Прежде чем Дмитрий Иванович Писарев занял свою разгоряченную позицию в пользу Чернышевской литературы, он исповедовал более или менее мирные эстетические принципы и сочинял статьи умеренно обличительного направления, не ведая черновиков и производя до ста авторских листов в год, что составляет три четверти эпопеи «Война и мир», ну разве он как-то написал злую брошюру «Русское правительство под покровительством Шедо-Феротги», которая, впрочем, до широкого читателя не дошла. Тем не менее автор был арестован за «покушение на ниспровержение государственных устоев», так как в брошюре, действительно, просматривался призыв к насильственному устранению самодержавия да еще возводилась критика на монарха вплоть до прямого оскорбления «подлецом»; арестовал Хрустальную Коробочку жандармский полковник Ракеев, в литературе известный тем, что он конвоировал тело Пушкина до кладбища Святогорского монастыря, и наш знаменитый критик по молодости лет надолго засел в Алексеевском равелине. Еще прежде Дмитрий Иванович с головой ушел в неразделенную любовь к своей кузине Раисе Кореневой, при которой состоял «хроническим женихом», а так же в склоку с ее возлюбленным Евгением Гарднером, прапорщиком одного из гвардейских полков, расквартированных на Фонтанке; с этим прапорщиком у Дмитрия Ивановича доходило даже до рукопашной, но в итоге Гарднер женился-таки на Кореневой, а Писарев остался холостяком. Еще прежде, по настоянию университетского начальства, он был помещен в связи с внезапно открывшимся душевным заболеванием в психиатрическую лечебницу доктора Штайна, где вешался, травился и в конце концов сбежал на волю через окно; диагноз у него был такой – мания преследования на почве утраты веры в бессмертие души.
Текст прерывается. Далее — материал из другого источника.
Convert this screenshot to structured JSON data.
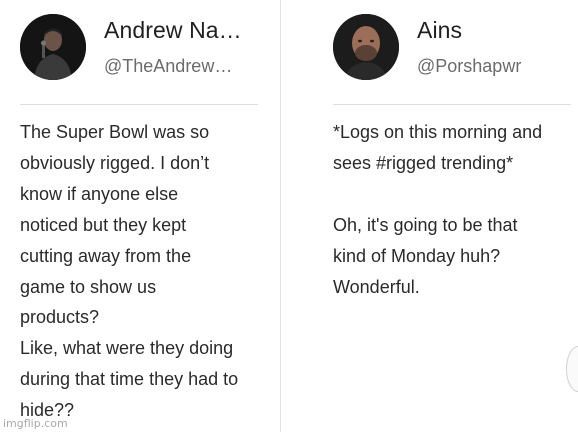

Так вот именно сидючи в Петропавловской крепости Дмитрий Иванович Писарев и сделал себе литературное имя, сиречь в заточении он написал все свои основополагающие статьи, отправляясь от разгоряченной позиции: Пушкин – не литература, а «Что делать?» – литература. Как уже отмечалось, эта гипотеза не с неба свалилась, а вынашивал ее Писарев исподволь, давно и под прямым нажимом своей эпохи. В то сравнительно близкое, но малопонятное для нас время, когда род людской почувствовал себя хозяином сил природы, научившись эксплуатировать энергию пара, вечное движение атомов, всепроникаемость электромагнитной волны, свойства химических элементов, короче говоря, все, кроме землетрясений и дизентерии, человечество возомнило себя настолько ушлым и всемогущим, что уж мало-помалу подбиралось к таким материям, которые утилизации не подлежат, которые предназначены для того, чтобы светить во тьме. Одни чересчур заносчивые умы прикидывали, как бы приспособить Бога к вращению колеса, другие норовили перестроить общество под собственную фантазию, третьи вожделели омужичить изящный пол, а четвертые, вроде Писарева, строили планы на тот предмет, чтобы прекрасное можно было кушать на завтрак, чтобы, скажем, от поэзии получалась бы такая же непосредственная отдача как от разведения огурцов. Обидно, что этими глупостями занимались не самые очумелые головы, а, напротив, лучшие люди своей поры, но уж, видно, слишком силен был нажим эпохи; так у нас говорят о дьяволе – враг силен. Вот ведь Дмитрий Иванович Писарев преумный был человек, а считал, будто главный эстетический вопрос времени состоит в том, «каким образом голодных людей кормить и всех вообще обеспечить?», да еще призывал «заплевывать и осмеивать все», что не отвечает этой блаженной задаче, как если бы сытое, одетое и оприюченное человечество поголовно бросилось бы читать оперные партитуры или взяло моду давиться в очередях за стихотворными томиками каких-нибудь ничевоков, презрев материальную злобу дня. На беду, социал-утопические идеи и подидеи опровергаются только экспериментально, и только с расстояния в сотню лет очевидно, что благосостоянье само по себе, а человеческое счастье само по себе; люди не становятся совершеннее с успехами научно-технического прогресса, «Сытое брюхо к ученью глухо», недаром самые простецкие и механически культурные образования как раз те, где в золоте роются, как в сору.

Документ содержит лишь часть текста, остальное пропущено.